Confesso-me desiludido. Se, por um lado, os argumentos científicos ou económicos não são devidamente explorados e fundamentados, por outro esperava um aprofundar das questões éticas subjacentes ao uso de animais, dado esse ser o principal argumento. Nem uma coisa nem outra, portanto.
Como cientista, devia-me sentir ultrajado por estas alegações. Engulo, contudo, o orgulho ferido e procuro ver que há alguma
razão por detrás destas acusações. Há ainda uso de animais desnecessário e injustificadamente severo. Sinto que, não obstante terem sido os 3Rs propostos há 50 anos, a sua implantação estar ainda na infância, por variadíssimas razões que não cabem aqui. E coloco a pergunta [a propósito da inclusão dos 3Rs na nova directiva europeia]:
- "Como vêem os 3Rs? Progressistas? Nefastos por legitimadores do uso de animais?"
- "Importantíssimos", oiço de um lado, desejando por dentro que todos os cientistas assim pensassem.
- "Só o Replacement nos interessa" - oiço do outro lado. Contudo oiço ainda que, até o mesmo ser completamente atingido, devemos Reduzir e Refinar.
Luz ao fundo do túnel! Afinal há diálogo possível.

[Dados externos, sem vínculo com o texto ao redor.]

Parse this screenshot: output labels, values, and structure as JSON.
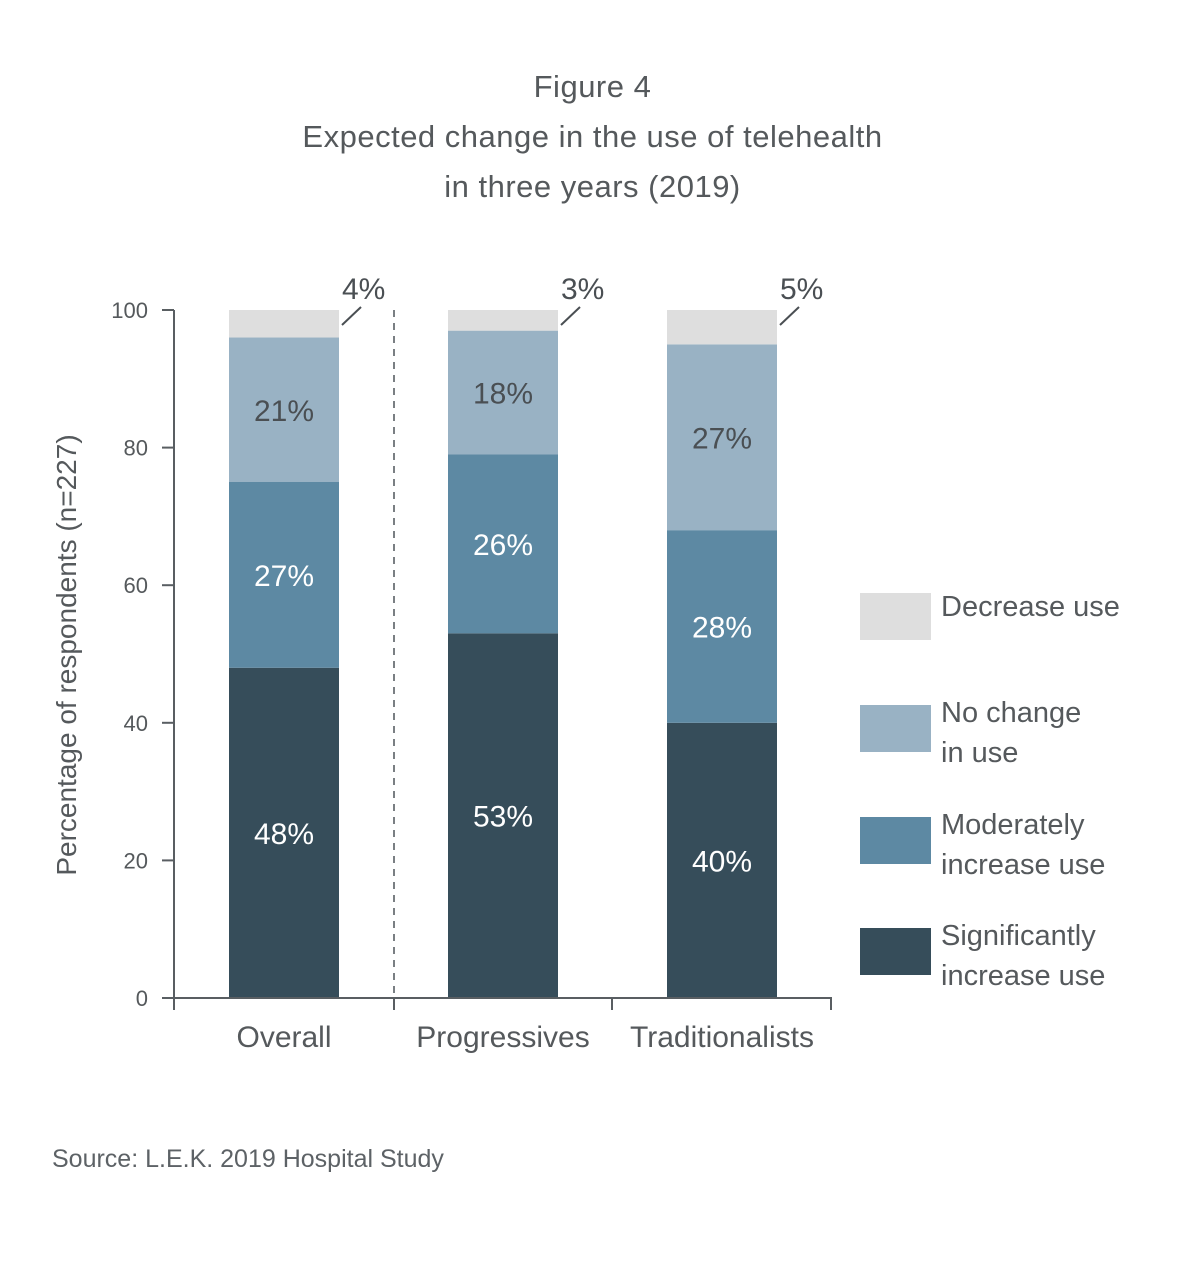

Apesar de muitas vezes o debate entre cientistas e activistas seja frequentemente difícil, é possível falarmos a mesma linguagem: a da razão, do respeito e do compromisso. Não o chegamos a alcançar verdadeiramente neste debate, mas não havia tempo nem representatividade de ideias suficientes para isso. Mas é algo que devemos alcançar, já que estamos "condenados" a partilhar o mesmo Planeta.
O tempo dedicado às perguntas do público é desperdiçado, na sua maioria. Infelizmente, o conhecimento superficial do tema e o desejo dos alunos de manifestar o seu apoio ou reprovação do que ouviram faz perder a oportunidade de trazer a lume as questões mais prementes. Nas suas respostas, as palestrantes aproveitam para reiterar as suas mensagens: de um lado, a experimentação animal como científica e moralmente justificável e os 3Rs e a lei como garante da elevação ética da conduta dos investigadores; do outro, o uso de animais como totalmente injustificável, pouco válido e promovido por interesses alheios à ciência. Aplausos aqui e ali, para apoiarem uma ou outra postura (sendo a prof. Fátima um pouco mais popular, até porque "joga em casa").
No remate, a Rita Silva aproveita para uma vez mais chamar a plateia a atenção para o sofrimento animal e da urgência em mudar de paradigma. A prof. Fátima tira mais um coelho da cartola: - "quem concorda com o uso de animais para testar produtos como champô para o cabelo?" - e penso para mim, "eu concordo em usar produtos testados, mas não vejo motivo para testar mais produtos". No entanto, antes mesmo de se poderem contar as opiniões, remata da seguinte forma: "eu também não, não há necessidade". Fico confuso, pois tenho a certeza que está mais mais do que ciente da importância de usar produtos seguros (ainda que não sejam necessário mais produtos de higiene). Oiço aplausos. Percebo a sua intenção: apesar de o fazer de um modo um tanto ou quanto demagógico, quer assegurar à audiência que os animais não são usados para "futilidades". Ficamos bem na fotografia. Mas quem me dera que a mesma retratasse com fidelidade a realidade.
Este é o debate possível. Mas um debate, apesar de tudo. Balanço positivo, portanto.